Establishing
a new state religion
By Paul Schratz
Iain Benson has a term that aptly describes what's going on in the
B.C. public school system. He calls it "a collision of dignities."
That's how he describes what often gets called "colliding freedoms."
In cases like the "same-sex marriage" debate, the rights of one
group (homosexuals who want to "marry" each other) are pitted
against the rights of another (believers in traditional marriage.)
Benson, who addressed the Canadian Church Press in Toronto this
month, is alarmed at how courts and human rights tribunals around
the world are using a hammer on a problem better suited to a wrench:
resolving the question of competing beliefs.
For Benson, the reason debates such as the present Corren dispute in
B.C. become antagonistic conflicts so often is that they get treated
as constitutional quarrels. He says it's time we started to "frame
these disputes as belief disputes," not constitutional clashes, or
in the words of Alan Borovoy, author of When Freedoms Collide: "We
should renounce ... the attempt to create heaven on earth and focus
instead on reducing the hell."
Benson makes an important observation that everyone, not just
religious believers, operates under a particular belief system.
Unfortunately, as religion-based belief systems are removed from
political discourse, the remaining faiths are left unexamined.
Religious beliefs, says Benson, are no longer in conversation with
other popular beliefs.
Benson wasn't specifically referring to B.C.'s Corren dispute,
which, depending on whom you listen to, gives a homosexual couple a
privileged place at the table as a new pro-homosexual curriculum is
drafted, or merely gives them the first kick at the can.

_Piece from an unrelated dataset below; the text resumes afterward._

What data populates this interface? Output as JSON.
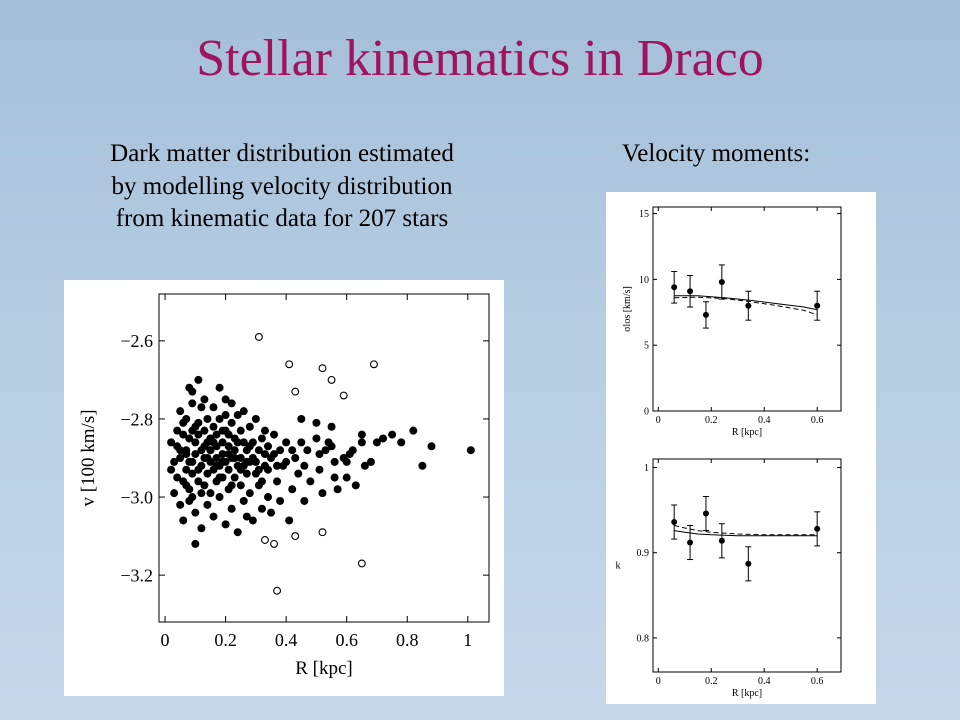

However, Benson, formerly of B.C. and now an international advisor
and lawyer on constitutional law and head of the Centre for Cultural
Renewal, has been involved in enough judicial disputes around the
world, from Canada to South Africa, to know when a dispute is being
reduced to a zero sum game where one side walks away with all the
marbles.
Unfortunately, says Benson, litigation is not the way to further
nation-building, and it's time Canadians and others take note of
where the country is headed and try to learn to live together rather
than ram newly discovered rights down the throats of those who
disagree with them. Among the many examples he cites is the case of
the Ontario printer who was fined by the Ontario Human Rights
Commission for refusing to print blank letterhead and envelopes for
a homosexual organization.
The irony, Benson pointed out, is that the theocracies of the past,
which today's secularists so deride, are in danger of becoming
replaced by theocracies of the present, but stripped of religion.
In these worldly theocracies, however, there is less and less room
for the disagreement that is necessary in civil society, where
people of good will must be free to disagree with each other, argues
Benson.
In issues like "same-sex marriage" there will never be unanimity of
opinion, says Benson, which makes it all the more unjust to select
one position as the new dogma of the day.
That's also why the Corren deal, and perhaps as important, the
public school boards' responses to it, poses such a problem. The
Catholic Civil Rights League has been trying to obtain assurances
from school districts that students won't be compelled to attend
classes over the objections of their parents. Nine districts,
including Vancouver, have provided such assurances, but others have
not been so open-minded.
For Benson, a man who sees with clarity how we need to structure our
religious and moral debates in the future, the important thing is
for us to start framing these debates as differences in beliefs,
rather than striving for constitutional victories.
Otherwise a new state religion is being established that is every
bit a belief system as the theocracies of the past.